Emergence of synchronization in multiplex networks of mobile R\"{o}ssler oscillators

TL;DR

This paper investigates how synchronization emerges in multiplex networks of mobile Rössler oscillators with time-varying connections, analyzing the effects of mobility and coupling parameters on the stability and robustness of synchronized states.

Contribution

It introduces a comprehensive study of synchronization in mobile multiplex networks, combining numerical simulations with analytical conditions, and explores robustness under structural and dynamical perturbations.

Findings

Interlayer synchronization can be maintained despite link removal.

Mobility parameters can restore synchronization after structural disruptions.

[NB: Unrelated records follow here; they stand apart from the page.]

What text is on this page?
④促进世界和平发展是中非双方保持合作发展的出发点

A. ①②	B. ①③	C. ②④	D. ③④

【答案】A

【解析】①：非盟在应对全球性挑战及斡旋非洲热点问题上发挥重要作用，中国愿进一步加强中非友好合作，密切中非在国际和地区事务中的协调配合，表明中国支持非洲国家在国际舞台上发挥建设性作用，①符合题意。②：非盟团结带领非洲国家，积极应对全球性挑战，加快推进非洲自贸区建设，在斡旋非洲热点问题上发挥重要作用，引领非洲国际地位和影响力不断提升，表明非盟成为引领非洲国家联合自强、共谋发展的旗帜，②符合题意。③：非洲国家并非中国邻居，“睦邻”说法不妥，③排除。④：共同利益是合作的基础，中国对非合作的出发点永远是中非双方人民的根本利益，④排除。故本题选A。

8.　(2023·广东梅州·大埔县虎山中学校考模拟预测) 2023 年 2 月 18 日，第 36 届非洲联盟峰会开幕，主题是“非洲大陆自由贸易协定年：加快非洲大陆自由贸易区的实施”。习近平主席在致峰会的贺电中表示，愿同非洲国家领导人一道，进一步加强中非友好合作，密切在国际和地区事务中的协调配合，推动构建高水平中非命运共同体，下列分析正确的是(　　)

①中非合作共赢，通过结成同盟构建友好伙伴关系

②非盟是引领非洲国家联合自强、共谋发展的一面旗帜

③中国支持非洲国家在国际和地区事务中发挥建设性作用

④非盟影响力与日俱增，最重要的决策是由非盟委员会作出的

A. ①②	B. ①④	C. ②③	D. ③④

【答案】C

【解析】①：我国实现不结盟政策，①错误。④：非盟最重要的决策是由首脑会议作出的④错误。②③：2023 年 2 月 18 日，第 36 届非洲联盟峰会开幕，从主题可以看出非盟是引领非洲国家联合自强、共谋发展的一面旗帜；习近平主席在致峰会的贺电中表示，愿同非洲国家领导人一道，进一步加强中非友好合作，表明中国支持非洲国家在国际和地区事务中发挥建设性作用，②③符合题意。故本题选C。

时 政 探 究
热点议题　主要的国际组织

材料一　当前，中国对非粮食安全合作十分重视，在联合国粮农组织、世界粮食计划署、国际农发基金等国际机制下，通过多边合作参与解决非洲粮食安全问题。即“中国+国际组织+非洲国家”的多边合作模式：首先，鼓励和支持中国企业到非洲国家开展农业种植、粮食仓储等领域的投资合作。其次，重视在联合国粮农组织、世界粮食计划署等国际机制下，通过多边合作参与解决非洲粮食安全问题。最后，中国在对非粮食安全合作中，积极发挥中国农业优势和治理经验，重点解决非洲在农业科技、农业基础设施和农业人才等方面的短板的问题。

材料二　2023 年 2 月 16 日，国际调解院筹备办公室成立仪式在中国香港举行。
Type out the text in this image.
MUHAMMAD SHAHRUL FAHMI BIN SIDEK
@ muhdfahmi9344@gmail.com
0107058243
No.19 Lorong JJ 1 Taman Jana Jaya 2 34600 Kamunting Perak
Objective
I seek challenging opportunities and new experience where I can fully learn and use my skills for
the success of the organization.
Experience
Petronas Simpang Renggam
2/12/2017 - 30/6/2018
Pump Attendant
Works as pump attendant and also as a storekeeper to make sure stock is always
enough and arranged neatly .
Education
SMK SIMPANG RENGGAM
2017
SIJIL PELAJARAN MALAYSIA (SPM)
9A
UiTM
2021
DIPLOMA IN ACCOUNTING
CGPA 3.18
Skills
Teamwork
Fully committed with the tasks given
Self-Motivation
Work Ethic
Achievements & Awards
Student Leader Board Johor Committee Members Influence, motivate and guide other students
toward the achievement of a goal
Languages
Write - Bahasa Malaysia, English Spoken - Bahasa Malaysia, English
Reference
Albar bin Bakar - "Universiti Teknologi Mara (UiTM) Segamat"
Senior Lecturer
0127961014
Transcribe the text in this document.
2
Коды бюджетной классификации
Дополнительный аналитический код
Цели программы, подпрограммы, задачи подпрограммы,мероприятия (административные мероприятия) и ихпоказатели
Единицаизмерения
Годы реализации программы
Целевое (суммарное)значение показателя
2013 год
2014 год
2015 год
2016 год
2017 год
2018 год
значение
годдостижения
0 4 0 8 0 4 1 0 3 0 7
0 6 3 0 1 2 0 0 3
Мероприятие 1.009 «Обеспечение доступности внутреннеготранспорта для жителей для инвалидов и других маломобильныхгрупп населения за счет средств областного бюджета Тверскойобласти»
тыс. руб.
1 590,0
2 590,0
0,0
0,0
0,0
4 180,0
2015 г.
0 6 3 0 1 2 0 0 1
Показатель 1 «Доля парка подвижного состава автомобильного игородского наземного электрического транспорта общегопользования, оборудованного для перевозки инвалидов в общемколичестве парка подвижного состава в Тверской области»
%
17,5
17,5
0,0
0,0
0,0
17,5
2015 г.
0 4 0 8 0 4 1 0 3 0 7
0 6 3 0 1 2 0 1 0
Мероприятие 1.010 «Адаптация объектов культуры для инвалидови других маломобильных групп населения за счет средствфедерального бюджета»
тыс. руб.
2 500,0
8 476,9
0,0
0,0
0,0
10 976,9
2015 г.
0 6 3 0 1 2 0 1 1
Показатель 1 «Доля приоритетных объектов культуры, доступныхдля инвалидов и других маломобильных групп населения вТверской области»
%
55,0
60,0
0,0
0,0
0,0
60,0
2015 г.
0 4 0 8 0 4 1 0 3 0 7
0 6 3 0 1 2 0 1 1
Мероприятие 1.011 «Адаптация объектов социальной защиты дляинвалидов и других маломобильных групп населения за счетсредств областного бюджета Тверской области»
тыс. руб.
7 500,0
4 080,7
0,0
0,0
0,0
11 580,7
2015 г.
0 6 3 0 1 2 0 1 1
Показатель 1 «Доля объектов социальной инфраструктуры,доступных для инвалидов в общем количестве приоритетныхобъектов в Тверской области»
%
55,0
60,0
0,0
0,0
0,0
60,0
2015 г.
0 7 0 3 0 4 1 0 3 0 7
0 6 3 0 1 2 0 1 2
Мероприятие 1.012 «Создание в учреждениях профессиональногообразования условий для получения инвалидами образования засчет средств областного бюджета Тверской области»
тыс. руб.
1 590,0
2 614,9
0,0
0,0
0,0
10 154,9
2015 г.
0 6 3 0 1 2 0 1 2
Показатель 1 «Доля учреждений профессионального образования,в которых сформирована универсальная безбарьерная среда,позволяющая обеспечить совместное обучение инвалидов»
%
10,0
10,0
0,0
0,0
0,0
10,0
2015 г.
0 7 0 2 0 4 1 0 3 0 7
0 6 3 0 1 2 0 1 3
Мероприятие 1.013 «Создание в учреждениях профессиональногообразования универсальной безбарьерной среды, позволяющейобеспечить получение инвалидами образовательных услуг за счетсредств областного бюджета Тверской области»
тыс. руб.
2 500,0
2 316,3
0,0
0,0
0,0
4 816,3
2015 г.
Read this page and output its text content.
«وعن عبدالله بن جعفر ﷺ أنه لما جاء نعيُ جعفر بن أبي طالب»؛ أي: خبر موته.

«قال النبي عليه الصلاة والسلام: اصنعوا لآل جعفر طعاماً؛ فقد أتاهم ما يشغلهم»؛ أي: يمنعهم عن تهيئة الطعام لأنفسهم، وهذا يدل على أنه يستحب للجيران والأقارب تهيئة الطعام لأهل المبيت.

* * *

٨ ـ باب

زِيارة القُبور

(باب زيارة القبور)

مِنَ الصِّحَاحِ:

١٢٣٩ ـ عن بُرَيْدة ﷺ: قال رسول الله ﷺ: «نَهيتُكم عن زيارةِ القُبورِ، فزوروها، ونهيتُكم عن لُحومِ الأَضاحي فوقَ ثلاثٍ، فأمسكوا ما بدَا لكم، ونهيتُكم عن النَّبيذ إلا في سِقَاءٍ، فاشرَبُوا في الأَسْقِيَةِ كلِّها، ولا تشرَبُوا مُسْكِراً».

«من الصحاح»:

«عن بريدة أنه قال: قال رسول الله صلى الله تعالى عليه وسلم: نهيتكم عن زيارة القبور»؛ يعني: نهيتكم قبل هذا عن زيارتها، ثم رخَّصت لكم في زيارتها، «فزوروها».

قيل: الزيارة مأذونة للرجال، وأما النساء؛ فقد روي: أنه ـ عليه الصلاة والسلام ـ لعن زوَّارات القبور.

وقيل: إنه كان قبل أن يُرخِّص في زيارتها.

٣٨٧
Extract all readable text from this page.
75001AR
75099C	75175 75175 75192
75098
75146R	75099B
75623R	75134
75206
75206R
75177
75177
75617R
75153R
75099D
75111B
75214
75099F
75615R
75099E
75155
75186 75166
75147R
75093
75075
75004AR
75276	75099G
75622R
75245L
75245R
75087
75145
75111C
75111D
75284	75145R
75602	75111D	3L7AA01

Synchronization stability is influenced by network parameters and mobility dynamics.

Abstract

Different aspects of synchronization emerging in dynamical networks of coupled oscillators have been examined prominently in the last decades. Nevertheless, little attention has been paid on the emergence of this imperative collective phenomenon in networks displaying temporal changes in the connectivity patterns. However there are numerous practical examples where interactions are present only at certain points of time owing to physical proximity. In this work, we concentrate on exploring the emergence of interlayer and intralayer synchronization states in a multiplex dynamical network comprising of layers having mobile nodes performing a random walk. We thoroughly illustrate the impacts of the network parameters, in particular the vision range $\phi$ and the step size $u$ together with the inter- and intralayer coupling strengths $\epsilon$ and $k$ on these synchronous states arising in coupled R\"{o}ssler systems. The presented numerical results are very well validated by analytically derived necessary conditions for the emergence and stability of the synchronous states. Furthermore, the robustness of the states of synchrony is studied under both structural and dynamical perturbations. We find interesting results on interlayer synchronization for a continuous removal of the interlayer links as well as for progressively created static nodes. We demonstrate that the mobility parameters responsible for intralayer movement of the nodes, can retrieve interlayer synchrony under such structural perturbations. For further analysis of survivability of interlayer synchrony against dynamical perturbations, we proceed through the investigation of single-node basin stability, where again the intralayer mobility properties have noticeable impacts. We also discuss the scenarios related mainly to effects of the mobility parameters in terms of percolation of the whole network.